Hello fellow Jalopies!
As this is my first blog-ish type post here, I'll start with a brief introduction of my Jalop-cards:
I'm Mike. Photographer located in the lovely Orange County. Former Motor Trend video producer (may do a post on that). Running a 1972 BMW 2002 with a half-intact interior as my daily (may do a post on that as well). I may not have the assuredly solid advice-giving abilities of Tavarish, nor the elegant prose of Doug, but I have Orloved a Mini Cooper (and then some), and my computer has spell check (somewhere), so those must count for something.
So. To the topic at hand. Having just returned from Mexico, I was struck by how wonderfully awesome these little green buses running around are. They're the ultimate Jalop buses.
They look old and janky but mildly interesting.
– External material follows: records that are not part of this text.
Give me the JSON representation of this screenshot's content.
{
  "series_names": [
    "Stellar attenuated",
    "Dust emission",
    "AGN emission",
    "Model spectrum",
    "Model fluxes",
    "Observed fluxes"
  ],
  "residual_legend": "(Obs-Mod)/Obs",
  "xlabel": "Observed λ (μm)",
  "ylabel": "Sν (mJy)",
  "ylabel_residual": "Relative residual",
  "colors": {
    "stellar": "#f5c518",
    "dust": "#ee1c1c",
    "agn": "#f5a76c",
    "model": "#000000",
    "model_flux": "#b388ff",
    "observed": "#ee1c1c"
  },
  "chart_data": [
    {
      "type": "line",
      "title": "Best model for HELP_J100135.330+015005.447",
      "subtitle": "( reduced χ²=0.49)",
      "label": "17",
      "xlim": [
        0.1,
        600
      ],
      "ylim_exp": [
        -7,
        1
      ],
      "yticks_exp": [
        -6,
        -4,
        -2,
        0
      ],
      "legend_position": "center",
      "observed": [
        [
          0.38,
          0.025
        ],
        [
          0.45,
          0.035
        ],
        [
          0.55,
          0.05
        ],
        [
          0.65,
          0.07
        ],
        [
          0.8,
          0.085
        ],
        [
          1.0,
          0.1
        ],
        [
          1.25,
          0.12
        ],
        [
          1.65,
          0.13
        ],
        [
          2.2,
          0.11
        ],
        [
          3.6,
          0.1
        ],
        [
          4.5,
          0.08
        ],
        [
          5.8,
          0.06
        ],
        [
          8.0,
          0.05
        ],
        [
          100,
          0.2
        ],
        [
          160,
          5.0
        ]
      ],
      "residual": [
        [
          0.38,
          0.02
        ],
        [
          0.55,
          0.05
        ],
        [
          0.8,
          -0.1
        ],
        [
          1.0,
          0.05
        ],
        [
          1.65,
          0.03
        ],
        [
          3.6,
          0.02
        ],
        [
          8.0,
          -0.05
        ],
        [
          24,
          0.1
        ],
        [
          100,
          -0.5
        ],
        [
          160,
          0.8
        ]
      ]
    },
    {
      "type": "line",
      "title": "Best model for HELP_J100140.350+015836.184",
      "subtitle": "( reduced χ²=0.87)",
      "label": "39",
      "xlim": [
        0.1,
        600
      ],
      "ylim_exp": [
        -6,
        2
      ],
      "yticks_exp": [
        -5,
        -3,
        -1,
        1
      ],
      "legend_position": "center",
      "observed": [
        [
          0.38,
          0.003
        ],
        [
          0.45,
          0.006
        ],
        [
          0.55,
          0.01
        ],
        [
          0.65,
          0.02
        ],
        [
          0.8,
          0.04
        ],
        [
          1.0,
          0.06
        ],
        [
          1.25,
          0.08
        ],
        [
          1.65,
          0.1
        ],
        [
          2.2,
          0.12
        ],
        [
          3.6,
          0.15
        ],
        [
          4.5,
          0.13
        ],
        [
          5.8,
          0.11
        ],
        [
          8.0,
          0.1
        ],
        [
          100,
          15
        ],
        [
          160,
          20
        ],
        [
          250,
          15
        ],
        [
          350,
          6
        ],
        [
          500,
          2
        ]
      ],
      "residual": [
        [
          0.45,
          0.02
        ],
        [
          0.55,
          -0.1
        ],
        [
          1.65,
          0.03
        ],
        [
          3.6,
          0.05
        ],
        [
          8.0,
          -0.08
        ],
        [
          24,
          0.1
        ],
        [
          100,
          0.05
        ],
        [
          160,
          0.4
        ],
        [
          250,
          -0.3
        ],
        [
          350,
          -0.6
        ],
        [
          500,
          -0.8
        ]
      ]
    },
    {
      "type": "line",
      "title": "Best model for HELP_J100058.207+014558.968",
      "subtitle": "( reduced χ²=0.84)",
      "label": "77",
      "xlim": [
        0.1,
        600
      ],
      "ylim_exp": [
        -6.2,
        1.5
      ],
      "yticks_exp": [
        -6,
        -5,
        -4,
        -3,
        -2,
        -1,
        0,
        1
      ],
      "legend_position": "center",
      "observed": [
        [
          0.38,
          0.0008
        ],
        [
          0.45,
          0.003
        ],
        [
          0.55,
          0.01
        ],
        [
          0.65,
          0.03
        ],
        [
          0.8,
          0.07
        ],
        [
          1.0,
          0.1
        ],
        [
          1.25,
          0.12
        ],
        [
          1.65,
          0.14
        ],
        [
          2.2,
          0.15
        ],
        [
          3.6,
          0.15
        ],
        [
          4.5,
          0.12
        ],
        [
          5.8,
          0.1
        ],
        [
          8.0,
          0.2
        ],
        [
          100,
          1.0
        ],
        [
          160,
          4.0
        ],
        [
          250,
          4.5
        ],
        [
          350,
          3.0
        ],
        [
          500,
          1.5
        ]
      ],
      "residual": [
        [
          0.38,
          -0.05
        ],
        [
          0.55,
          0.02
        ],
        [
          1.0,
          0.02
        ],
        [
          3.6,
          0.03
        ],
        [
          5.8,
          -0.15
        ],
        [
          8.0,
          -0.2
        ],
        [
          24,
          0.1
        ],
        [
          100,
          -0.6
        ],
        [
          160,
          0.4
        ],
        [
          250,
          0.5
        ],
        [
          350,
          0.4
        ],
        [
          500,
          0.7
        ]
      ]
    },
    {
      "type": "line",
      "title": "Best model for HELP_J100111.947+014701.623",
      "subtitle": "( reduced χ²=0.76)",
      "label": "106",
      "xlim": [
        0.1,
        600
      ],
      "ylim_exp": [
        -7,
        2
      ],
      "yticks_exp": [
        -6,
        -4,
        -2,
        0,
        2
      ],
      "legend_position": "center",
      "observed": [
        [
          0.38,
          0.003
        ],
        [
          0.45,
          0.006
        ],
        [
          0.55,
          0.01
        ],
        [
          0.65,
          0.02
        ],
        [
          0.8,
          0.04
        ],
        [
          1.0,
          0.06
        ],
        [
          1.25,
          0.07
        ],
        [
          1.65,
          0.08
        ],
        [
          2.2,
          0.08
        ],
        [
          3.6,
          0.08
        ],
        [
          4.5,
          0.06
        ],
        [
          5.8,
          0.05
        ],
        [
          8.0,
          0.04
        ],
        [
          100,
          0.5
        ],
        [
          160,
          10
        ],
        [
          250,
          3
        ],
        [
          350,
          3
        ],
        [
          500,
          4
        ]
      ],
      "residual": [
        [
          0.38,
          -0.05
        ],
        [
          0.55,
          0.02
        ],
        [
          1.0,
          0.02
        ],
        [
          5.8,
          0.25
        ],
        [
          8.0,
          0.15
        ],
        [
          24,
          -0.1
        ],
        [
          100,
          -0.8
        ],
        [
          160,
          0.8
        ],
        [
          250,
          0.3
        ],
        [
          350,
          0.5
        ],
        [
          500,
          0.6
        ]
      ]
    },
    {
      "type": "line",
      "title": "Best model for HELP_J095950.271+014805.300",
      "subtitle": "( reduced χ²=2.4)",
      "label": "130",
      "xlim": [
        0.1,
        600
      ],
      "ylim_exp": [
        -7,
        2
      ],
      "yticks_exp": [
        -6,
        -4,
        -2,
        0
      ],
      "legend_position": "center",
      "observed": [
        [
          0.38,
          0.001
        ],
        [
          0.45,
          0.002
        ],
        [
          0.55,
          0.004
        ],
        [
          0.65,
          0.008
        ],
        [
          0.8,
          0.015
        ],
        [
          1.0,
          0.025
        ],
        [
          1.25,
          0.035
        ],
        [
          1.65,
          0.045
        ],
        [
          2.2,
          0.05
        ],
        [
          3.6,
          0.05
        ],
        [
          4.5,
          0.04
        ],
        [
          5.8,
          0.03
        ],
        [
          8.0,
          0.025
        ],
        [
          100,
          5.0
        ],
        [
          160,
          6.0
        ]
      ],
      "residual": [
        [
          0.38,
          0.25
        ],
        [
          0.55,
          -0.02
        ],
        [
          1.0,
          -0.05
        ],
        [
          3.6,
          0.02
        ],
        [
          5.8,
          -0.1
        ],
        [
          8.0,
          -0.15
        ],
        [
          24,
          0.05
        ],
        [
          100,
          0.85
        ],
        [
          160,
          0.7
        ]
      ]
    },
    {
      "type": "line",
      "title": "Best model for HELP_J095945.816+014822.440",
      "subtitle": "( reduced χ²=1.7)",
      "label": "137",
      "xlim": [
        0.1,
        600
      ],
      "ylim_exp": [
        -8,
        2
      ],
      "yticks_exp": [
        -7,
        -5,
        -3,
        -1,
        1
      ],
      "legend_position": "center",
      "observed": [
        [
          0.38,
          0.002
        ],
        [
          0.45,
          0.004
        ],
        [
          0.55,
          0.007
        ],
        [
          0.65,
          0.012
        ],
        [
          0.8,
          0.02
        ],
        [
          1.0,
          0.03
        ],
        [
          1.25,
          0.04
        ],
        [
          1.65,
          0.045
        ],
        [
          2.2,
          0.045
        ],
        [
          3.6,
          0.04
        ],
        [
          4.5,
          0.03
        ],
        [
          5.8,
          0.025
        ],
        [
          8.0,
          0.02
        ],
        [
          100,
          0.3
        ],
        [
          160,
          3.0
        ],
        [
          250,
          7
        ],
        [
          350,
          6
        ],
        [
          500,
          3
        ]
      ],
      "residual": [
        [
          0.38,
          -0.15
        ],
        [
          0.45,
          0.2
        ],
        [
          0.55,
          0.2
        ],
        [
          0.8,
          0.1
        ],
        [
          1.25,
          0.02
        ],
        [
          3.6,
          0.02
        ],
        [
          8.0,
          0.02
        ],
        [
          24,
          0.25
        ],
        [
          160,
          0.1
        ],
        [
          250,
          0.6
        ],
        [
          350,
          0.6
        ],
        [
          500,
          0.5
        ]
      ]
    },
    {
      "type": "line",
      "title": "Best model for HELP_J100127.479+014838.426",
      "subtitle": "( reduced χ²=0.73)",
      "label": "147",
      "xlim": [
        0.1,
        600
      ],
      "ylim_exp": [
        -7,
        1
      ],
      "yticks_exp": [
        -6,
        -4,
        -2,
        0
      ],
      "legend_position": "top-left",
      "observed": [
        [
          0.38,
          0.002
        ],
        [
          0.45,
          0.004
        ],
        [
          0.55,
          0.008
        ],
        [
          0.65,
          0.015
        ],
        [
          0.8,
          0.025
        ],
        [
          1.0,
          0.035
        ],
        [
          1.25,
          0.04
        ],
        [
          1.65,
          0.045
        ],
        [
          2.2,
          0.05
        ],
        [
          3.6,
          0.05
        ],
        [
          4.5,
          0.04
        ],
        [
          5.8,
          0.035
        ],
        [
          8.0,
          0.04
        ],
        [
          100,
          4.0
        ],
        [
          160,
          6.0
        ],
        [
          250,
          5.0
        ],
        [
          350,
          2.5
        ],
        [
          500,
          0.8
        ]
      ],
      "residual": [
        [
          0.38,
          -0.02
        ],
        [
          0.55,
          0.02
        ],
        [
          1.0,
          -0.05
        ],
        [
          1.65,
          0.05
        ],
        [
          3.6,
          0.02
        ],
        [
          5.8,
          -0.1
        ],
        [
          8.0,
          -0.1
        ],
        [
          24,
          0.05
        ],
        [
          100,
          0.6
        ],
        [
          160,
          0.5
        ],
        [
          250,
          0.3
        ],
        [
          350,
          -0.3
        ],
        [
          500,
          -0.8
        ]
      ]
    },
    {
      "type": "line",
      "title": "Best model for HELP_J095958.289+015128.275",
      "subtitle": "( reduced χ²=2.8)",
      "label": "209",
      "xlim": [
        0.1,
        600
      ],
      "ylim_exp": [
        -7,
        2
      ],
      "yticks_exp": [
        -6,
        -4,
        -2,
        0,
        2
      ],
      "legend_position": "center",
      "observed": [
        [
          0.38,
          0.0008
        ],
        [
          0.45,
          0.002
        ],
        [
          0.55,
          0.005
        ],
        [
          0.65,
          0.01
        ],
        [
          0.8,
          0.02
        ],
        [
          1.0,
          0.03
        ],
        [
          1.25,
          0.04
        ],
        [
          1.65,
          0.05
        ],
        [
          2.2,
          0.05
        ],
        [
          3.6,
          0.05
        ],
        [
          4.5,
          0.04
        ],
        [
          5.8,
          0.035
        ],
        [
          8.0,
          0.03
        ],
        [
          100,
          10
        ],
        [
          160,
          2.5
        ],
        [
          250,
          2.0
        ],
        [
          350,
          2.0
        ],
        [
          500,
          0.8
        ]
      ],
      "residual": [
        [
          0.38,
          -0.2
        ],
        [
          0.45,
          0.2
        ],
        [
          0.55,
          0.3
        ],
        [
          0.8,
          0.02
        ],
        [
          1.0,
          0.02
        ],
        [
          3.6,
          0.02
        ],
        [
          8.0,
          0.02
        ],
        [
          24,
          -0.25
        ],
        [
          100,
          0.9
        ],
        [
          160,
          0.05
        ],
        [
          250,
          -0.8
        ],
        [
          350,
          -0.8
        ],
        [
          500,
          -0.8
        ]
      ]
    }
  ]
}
Like a hole-in-the-wall Sushi restaurant, they're either harbingers of death, or pleasant surprises disguised in humble trappings.
The looks are one thing, but the reason I bring them to your attention is because of the wonderfully rambunctious tremble they send through your earholes.
You see, the first time I heard one of these (you hear them before you see them), I whipped around right quick-like trying to see what form of '60s American iron was hustling its way through traffic. I was uber disappointed when this muscular beast drove by me without being able to catch the slightest glimpse of it. The janky green/grey bus blocked my view of whatever was creating this magical rhinoceros bellow of an exhaust note! It wasn't until the second janky bus drove by that I realized these things were the cars creating the chaos.
I knew I had to capture a video of one to share this with the good people of Jalopnik and so using my extensive skills learned in gaining my degree in visual journalism, I set out to do so. And failed. I have no audio/video clips to share with you. But hopefully when I mention the words "lumpy small block", "excessive off-throttle overrun", "straight pipe exhaust", and "shotgun-like backfires", your imagination starts to churn.
It was magical.
As a runner up, I'll also mention the Jeepneys that run around Manila, Philippines. Loud, fun, overworked, and always custom. I'm a fan.
Now, I've been a good number of places in the world, and this is by far the most Jalopish form of public transit I've seen. But I haven't been everywhere, so I'm sure other Jalops could throw in some strong contenders as well.
So what's the most Jalop public transit vehicle? Buses, planes, trains, etc... You name it. Anything that carries large numbers of people and is open for public use. In the interest of moderately controlled chaos, let's leave out taxis and other forms of transportation that is for hire (otherwise we'd all be rolling like Deadmau5).